As I looked at the devastation, I was getting increasingly angry. There was something about the American dead that made the bombing feel personal. A part of me felt violated. I wanted to help with the bomb investigation and find the motherfuckers who were responsible. But O and I weren’t bomb experts. We would follow the body. It was what we were good at. Eventually all the threads were bound to connect.

O was cool—like he had seen everything and very little surprised him. And perhaps in this case it was true.

“It was much worse in 1998,” he was telling me as we worked our way around what could only be called a crime scene, for lack of a better word.

“In 1998, it was twelve Americans, all of them with names, against about two hundred nameless Kenyans—collateral damage,” he said with a wave of his hand. “You know, when two elephants fight, it’s the grass that suffers.”

O rarely used proverbs unless he was high and feeling lazy, and I did a double take to make sure he wasn’t still stoned.

“Hey! Hey! Look at this,” O said, pointing at something in the rubble. I leaned in. It was a ball bearing. I saw many more strewn around the site, now that we were looking.

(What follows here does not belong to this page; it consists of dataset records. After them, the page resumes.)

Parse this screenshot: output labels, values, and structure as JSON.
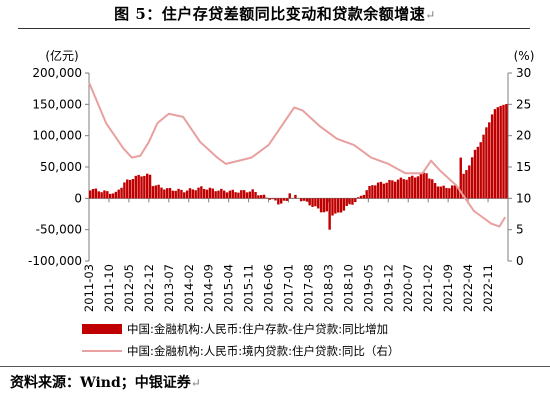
{
  "figure": {
    "title": "图 5：住户存贷差额同比变动和贷款余额增速",
    "source": "资料来源：Wind；中银证券"
  },
  "chart_data": {
    "type": "bar+line",
    "left_axis": {
      "unit": "(亿元)",
      "ylim": [
        -100000,
        200000
      ],
      "ticks": [
        200000,
        150000,
        100000,
        50000,
        0,
        -50000,
        -100000
      ],
      "tick_labels": [
        "200,000",
        "150,000",
        "100,000",
        "50,000",
        "0",
        "-50,000",
        "-100,000"
      ]
    },
    "right_axis": {
      "unit": "(%)",
      "ylim": [
        0,
        30
      ],
      "ticks": [
        30,
        25,
        20,
        15,
        10,
        5,
        0
      ],
      "tick_labels": [
        "30",
        "25",
        "20",
        "15",
        "10",
        "5",
        "0"
      ]
    },
    "x_ticks": [
      "2011-03",
      "2011-10",
      "2012-05",
      "2012-12",
      "2013-07",
      "2014-02",
      "2014-09",
      "2015-04",
      "2015-11",
      "2016-06",
      "2017-01",
      "2017-08",
      "2018-03",
      "2018-10",
      "2019-05",
      "2019-12",
      "2020-07",
      "2021-02",
      "2021-09",
      "2022-04",
      "2022-11"
    ],
    "series": [
      {
        "name": "中国:金融机构:人民币:住户存款-住户贷款:同比增加",
        "kind": "bar",
        "axis": "left",
        "color": "#c00000",
        "start": "2011-03",
        "points": [
          [
            "2011-03",
            15000
          ],
          [
            "2011-09",
            10000
          ],
          [
            "2011-12",
            8000
          ],
          [
            "2012-03",
            25000
          ],
          [
            "2012-06",
            33000
          ],
          [
            "2012-09",
            37000
          ],
          [
            "2012-12",
            37000
          ],
          [
            "2013-01",
            22000
          ],
          [
            "2013-06",
            15000
          ],
          [
            "2013-12",
            12000
          ],
          [
            "2014-06",
            17000
          ],
          [
            "2014-12",
            13000
          ],
          [
            "2015-06",
            11000
          ],
          [
            "2015-12",
            12000
          ],
          [
            "2016-03",
            5000
          ],
          [
            "2016-06",
            0
          ],
          [
            "2016-09",
            -8000
          ],
          [
            "2016-12",
            -5000
          ],
          [
            "2017-03",
            3000
          ],
          [
            "2017-06",
            -5000
          ],
          [
            "2017-09",
            -12000
          ],
          [
            "2017-12",
            -20000
          ],
          [
            "2018-03",
            -25000
          ],
          [
            "2018-06",
            -25000
          ],
          [
            "2018-09",
            -14000
          ],
          [
            "2018-12",
            -5000
          ],
          [
            "2019-03",
            8000
          ],
          [
            "2019-06",
            22000
          ],
          [
            "2019-12",
            27000
          ],
          [
            "2020-03",
            30000
          ],
          [
            "2020-06",
            32000
          ],
          [
            "2020-09",
            35000
          ],
          [
            "2020-12",
            40000
          ],
          [
            "2021-03",
            28000
          ],
          [
            "2021-06",
            18000
          ],
          [
            "2021-09",
            18000
          ],
          [
            "2021-12",
            20000
          ],
          [
            "2022-03",
            45000
          ],
          [
            "2022-06",
            75000
          ],
          [
            "2022-09",
            100000
          ],
          [
            "2022-12",
            135000
          ],
          [
            "2023-03",
            150000
          ],
          [
            "2023-05",
            148000
          ]
        ],
        "spikes": [
          [
            "2017-01",
            8000
          ],
          [
            "2018-03",
            -50000
          ],
          [
            "2021-01",
            40000
          ],
          [
            "2022-01",
            65000
          ]
        ]
      },
      {
        "name": "中国:金融机构:人民币:境内贷款:住户贷款:同比（右）",
        "kind": "line",
        "axis": "right",
        "color": "#e8a0a0",
        "points": [
          [
            "2011-03",
            28.5
          ],
          [
            "2011-09",
            22
          ],
          [
            "2012-03",
            18
          ],
          [
            "2012-06",
            16.5
          ],
          [
            "2012-09",
            16.8
          ],
          [
            "2012-12",
            19
          ],
          [
            "2013-03",
            22
          ],
          [
            "2013-07",
            23.5
          ],
          [
            "2013-12",
            23
          ],
          [
            "2014-06",
            19
          ],
          [
            "2014-12",
            16.5
          ],
          [
            "2015-03",
            15.5
          ],
          [
            "2015-12",
            16.5
          ],
          [
            "2016-06",
            18.5
          ],
          [
            "2016-12",
            22.5
          ],
          [
            "2017-03",
            24.5
          ],
          [
            "2017-06",
            24
          ],
          [
            "2017-12",
            21.5
          ],
          [
            "2018-06",
            19.5
          ],
          [
            "2018-12",
            18.5
          ],
          [
            "2019-06",
            16.5
          ],
          [
            "2019-12",
            15.5
          ],
          [
            "2020-06",
            14
          ],
          [
            "2020-12",
            14
          ],
          [
            "2021-03",
            16
          ],
          [
            "2021-06",
            14.5
          ],
          [
            "2021-12",
            12
          ],
          [
            "2022-03",
            10
          ],
          [
            "2022-06",
            8
          ],
          [
            "2022-09",
            7
          ],
          [
            "2022-12",
            6
          ],
          [
            "2023-03",
            5.5
          ],
          [
            "2023-05",
            7
          ]
        ]
      }
    ]
  }
}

I compared it with the one that Kamau had found in our guy’s stomach. I didn’t have to be a bomb expert to know they matched.

We had something we could use. Beyond Kamau’s hypothesis—this was concrete. It was time to go look for Paul and Hassan.

Just when we were about to make our way past what had been the patio, I heard it. The look on my face stopped O, and we tried to make out a sound underneath the sirens and the bulldozers and the jackhammers tearing into debris. It was a faint tapping. O rushed away to get help and I started to tap back, walking toward the sound carefully so as not to upset the delicately balanced debris. The tapping got louder, louder, and more urgent until I was almost standing over it. I started digging madly with my bare hands.

A night watchman, a large man in his fifties still dressed in his heavy raincoat and hat in spite of the heat from the morning sun and the flaring fires, waddled over and started tearing away at the debris with me.

“I am Detective Ishmael. See anything suspicious? Late-night deliveries? Anything out of the ordinary?” I asked him between heaves of heavy debris.

“No, night like every night—everything goes smoothly—then—boom!” he answered. I really had to learn Kiswahili. I had been saying that for years now, but always working with O had made things easier. I understood everyday conversation—asking for directions, ordering food—just enough to borrow water, O always said. Before long, between us and the sound, we came to a large slab over what seemed to be a foundation wall.

“Were you the only one working tonight?” I asked him.

“Nothing happening at night—so, my friends, the other watchmen deciding to go inside—to kitchen to eat,” he tried to answer but he could not continue. I gathered that they were all dead or seriously wounded.

“This bomb—I do not know how it get inside. We sweep cars—since five years ago, we sweep cars for bomb,” he added. I didn’t take that seriously—this was Kenya, where $200 bought you a murder and $20,000 a small massacre. At the right price and in the right hands a bomb could be placed anywhere.